Mass spectrometry: How this important research tool is used in a clinical setting

by Anna Lodge

Mass spectrometry may be a technique you only vaguely remember from your chemistry A-levels. Although you may not have thought much about it since then, mass spectrometry is now one of biomedicine’s most powerful imaging methods. Mass spectrometry imaging (MSI) has been used by scientists in fields as diverse as oncology, neurology, cardiology, and rheumatology since the 1960s, yet it’s not widely understood outside those circles.

Figure 1: Ejection of particles from a sample surface after being blasted by primary ions.

How does mass spectrometry work?

MSI is used to visualise the spatial distribution of a substance in a sample. A mass spectrometer comprises 3 main parts: the ion source, the mass analyser, and the ion detector. All of these are essential in measuring the mass-to-charge ratio (m/z) of an ion. By selecting a peak corresponding to the m/z of an ion in a compound of interest, the compound’s distribution in a sample can be mapped, creating an image.

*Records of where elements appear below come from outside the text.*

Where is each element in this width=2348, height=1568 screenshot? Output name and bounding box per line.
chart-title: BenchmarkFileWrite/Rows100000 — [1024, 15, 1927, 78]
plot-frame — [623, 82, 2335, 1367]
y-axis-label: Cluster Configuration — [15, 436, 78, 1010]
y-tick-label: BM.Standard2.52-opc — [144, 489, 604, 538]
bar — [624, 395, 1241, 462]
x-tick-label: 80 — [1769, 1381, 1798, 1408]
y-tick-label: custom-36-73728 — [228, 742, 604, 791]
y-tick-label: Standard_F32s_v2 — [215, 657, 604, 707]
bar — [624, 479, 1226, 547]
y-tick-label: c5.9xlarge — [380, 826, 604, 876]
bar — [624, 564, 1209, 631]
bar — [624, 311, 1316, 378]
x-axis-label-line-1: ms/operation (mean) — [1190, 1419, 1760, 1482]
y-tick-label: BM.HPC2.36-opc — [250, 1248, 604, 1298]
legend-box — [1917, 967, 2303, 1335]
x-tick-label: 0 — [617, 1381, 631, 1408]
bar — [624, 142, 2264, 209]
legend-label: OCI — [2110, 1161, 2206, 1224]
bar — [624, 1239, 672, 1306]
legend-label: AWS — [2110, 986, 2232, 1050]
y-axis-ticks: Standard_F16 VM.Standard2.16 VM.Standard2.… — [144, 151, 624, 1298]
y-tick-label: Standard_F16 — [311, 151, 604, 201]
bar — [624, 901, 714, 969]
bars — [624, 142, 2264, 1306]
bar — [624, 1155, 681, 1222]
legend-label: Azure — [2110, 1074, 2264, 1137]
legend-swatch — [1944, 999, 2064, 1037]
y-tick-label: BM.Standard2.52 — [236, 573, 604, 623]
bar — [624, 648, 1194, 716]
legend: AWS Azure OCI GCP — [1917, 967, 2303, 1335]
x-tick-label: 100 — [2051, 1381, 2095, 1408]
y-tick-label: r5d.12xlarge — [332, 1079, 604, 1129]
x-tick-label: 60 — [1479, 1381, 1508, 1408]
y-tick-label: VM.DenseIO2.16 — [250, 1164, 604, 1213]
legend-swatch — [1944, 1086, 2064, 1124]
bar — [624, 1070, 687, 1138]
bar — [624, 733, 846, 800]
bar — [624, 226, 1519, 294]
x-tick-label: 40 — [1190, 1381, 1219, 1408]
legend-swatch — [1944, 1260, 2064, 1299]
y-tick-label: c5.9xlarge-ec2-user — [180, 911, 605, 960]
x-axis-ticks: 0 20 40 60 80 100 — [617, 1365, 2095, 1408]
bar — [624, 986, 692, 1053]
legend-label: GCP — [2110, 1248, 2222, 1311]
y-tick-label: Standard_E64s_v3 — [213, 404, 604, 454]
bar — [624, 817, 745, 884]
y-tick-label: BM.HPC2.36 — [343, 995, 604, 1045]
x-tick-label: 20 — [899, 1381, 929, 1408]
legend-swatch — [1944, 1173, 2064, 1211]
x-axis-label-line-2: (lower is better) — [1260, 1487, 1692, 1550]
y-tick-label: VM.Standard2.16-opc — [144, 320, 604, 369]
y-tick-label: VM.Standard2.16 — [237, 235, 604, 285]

I conducted my master’s research on time-of-flight secondary ion mass spectrometry (ToF-SIMS). To simplify, “ToF” refers to the type of mass analyser, and “SIMS” refers to the ion source. SIMS works by blasting high-energy primary ions onto the sample surface, which causes particle ejections. A ToF mass analyser determines the m/z of an ejected secondary ion by measuring its time of flight from the sample surface to the detector. The sample being imaged can be a thin film, such as a mixture of amino acids, or a solid surface, such as cells or a section of an organ.

Figure 2: ToF-SIMS instrument (Ionoptika, UK).

How is MSI useful?

ToF-SIMS’s high sensitivity and spatial resolution with no need for labelling make it a valuable tool for biomedical imaging. Its application ranges from histological studies of tissue to measuring drug uptake in cells.

ToF-SIMS has shown considerable potential for studying 3D spatial biomolecular distribution in biological samples. For example, it’s been used to measure the depth of distribution of two antibiotics produced by a microbial system (Streptomyces coelicolor). Using ToF-SIMS, researchers were able to show that one antibiotic is located at the microbe’s surface, and the other is predominately located subsurface. This technique has enabled a better understanding of drug resistance and bacterial perseverance.

Another area where ToF-SIMS has value is in drug development. Because of the high attrition rate of trial compounds, many medicines are costly. To minimise costs, drug failures must be identified early. Being able to determine the concentration of a drug at its target site would enable more accurate predictions of its pharmacological effect.

My research using mass spectrometry

My master’s research focused on improving quantitative analysis using ToF-SIMS to facilitate biomedical research. To this end, I imaged sections of mouse kidney tissue doped with paracetamol. The objective was to test the sensitivity of SIMS to paracetamol on a tissue matrix.

Figure 3: Secondary ion image of paracetamol deposited onto kidney tissue.

In Figure 3, we can see 2 signals: blue, which corresponds to choline (m/z 104.13), and pink, which corresponds to paracetamol (m/z 152.07). Choline, a metabolite, is vital in maintaining normal membrane function and structure. It’s also a precursor of betaine, which is produced by the kidney to maintain water balance. In this image, the blue signal represents the structure of the kidney tissue.

Continuing advancements in MSI are now facilitating its use in clinically relevant studies. Perhaps we’ll start to hear more about this exciting technique?